Franco est mort jeudi de Maurice Gouiran, Jigal Polar (2010), 315 pages + bibliographie

~ par cynic63 sur 21/11/2010.

4 Réponses to “Argelès sur Mort…”

  1. Bonsoir cher ami ! Et bien ca valait vraiment le coup de patienter pour lire cet excellent billet ! je vois maintenant où se situent les quelques réserves que tu m’as dit émettre à l’égard de ce roman lors d’un post que tu m’avais laissé, et je les comprends parfaitement pour un lecteur qui a déjà parcouru une partie de l’œuvre de Maurice Gouiran. Moi c’était la première expérience que j’avais de lui, donc la découverte fut particulièrement agréable.J’ai beaucoup aimé, toi un peu moins, surtout parce que tu avais particulièrement apprécié « Train bleu , train noir « .Il me tarde donc de m’y plonger dedans, ce sera fait courant décembre je pense, et promis je te dirai ce que j’en aurai pensé. En tout cas, encore bravo pour cette analyse pertinente! Amitiés.

    • Merci pour les compliments…C’est trop!!! En fait, j’aime bien ce livre, ça c’est un fait. Si je trouve qu’il est très bien écrit, je trouve aussi que c’est un peu classique à ce niveau (ce n’est pas un défaut, ce sont juste mes préférences qui me poussent vers autre chose). J’essaie toujours, comme je le dis à chaque fois, de distinguer ce qui me plaît de ce que j’aime: pour moi, ce n’est pas la même chose. Enfin, ce « Franco… » mérite qu’on s’y arrête. Sans problème
      Amitiés en retour

  2. Distinguer « Ce qui me plaît » de ce « que j’aime » , c’est trop intello pour moi,
    j’ai du mal à aimer quelque chose qui ne me plaît pas et quand j’aime quelque chose ou quelqu’un, ben ça me plaît pas qu’un peu mais beaucoup. Sinon, ,j’ai bien aimé ce billet, qui à une petite phrase prés me plaît bien et m’a donné envie de lire ce livre.

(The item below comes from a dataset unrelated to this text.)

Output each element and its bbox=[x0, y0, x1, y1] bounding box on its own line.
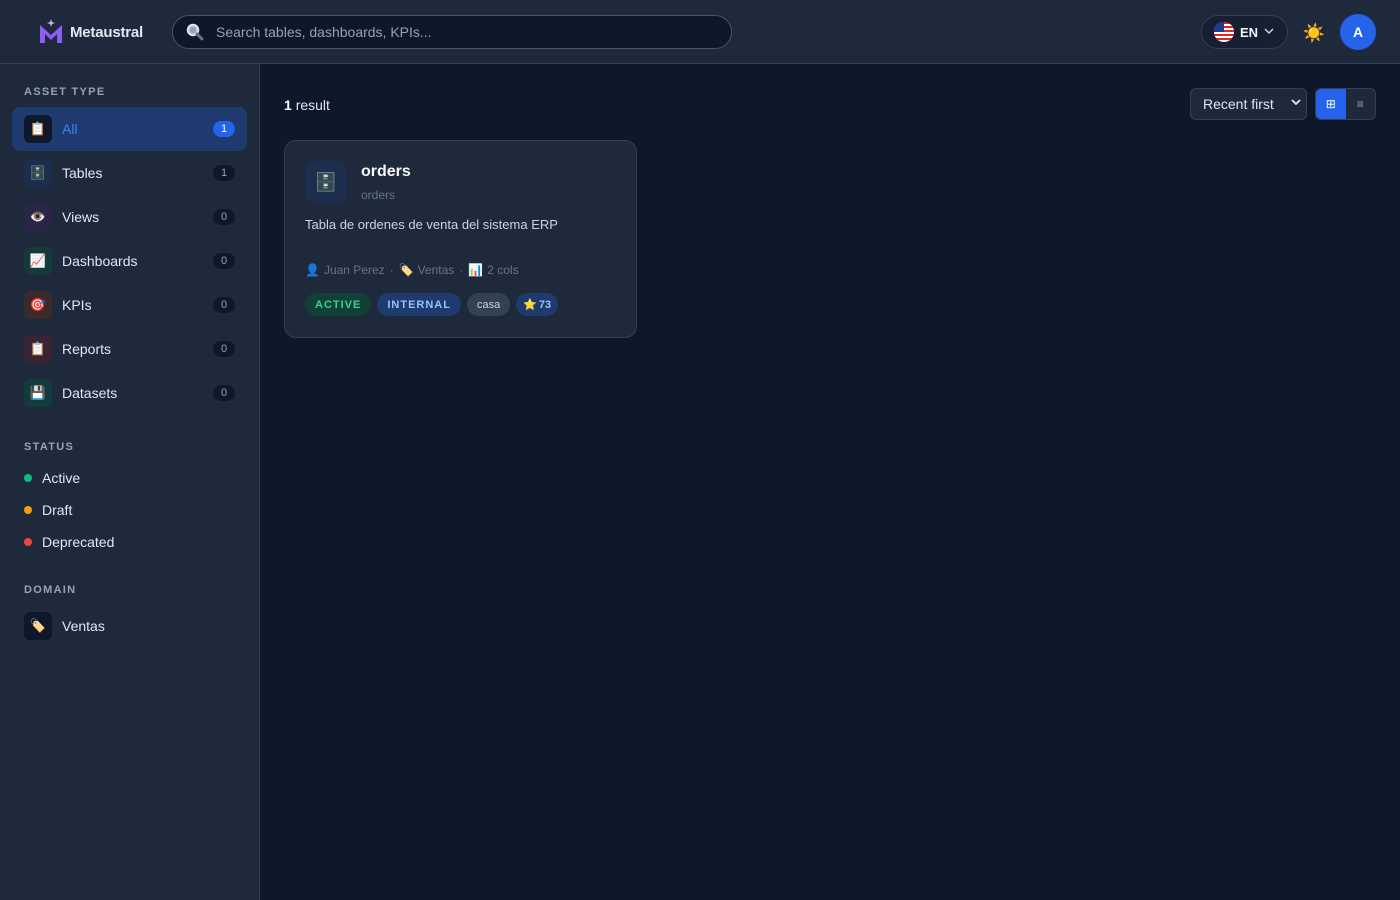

    • Bonjour et merci pour la visite. Disons que la distinction que je fais, c’est comme « bien aimer » et « aimer », tout court. Je peux apprécier quelque chose sans que ça me fasse vraiment l’effet d’une claque. C’est juste une nuance. Et si moi non plus, je ne peux pas aimer quelque chose qui ne me plaît pas, je n’aime pas forcément quelque chose qui me plaît. Et, effectivement, ce qui compte, ici, c’est votre conclusion: avoir envie de lire ce livre!!!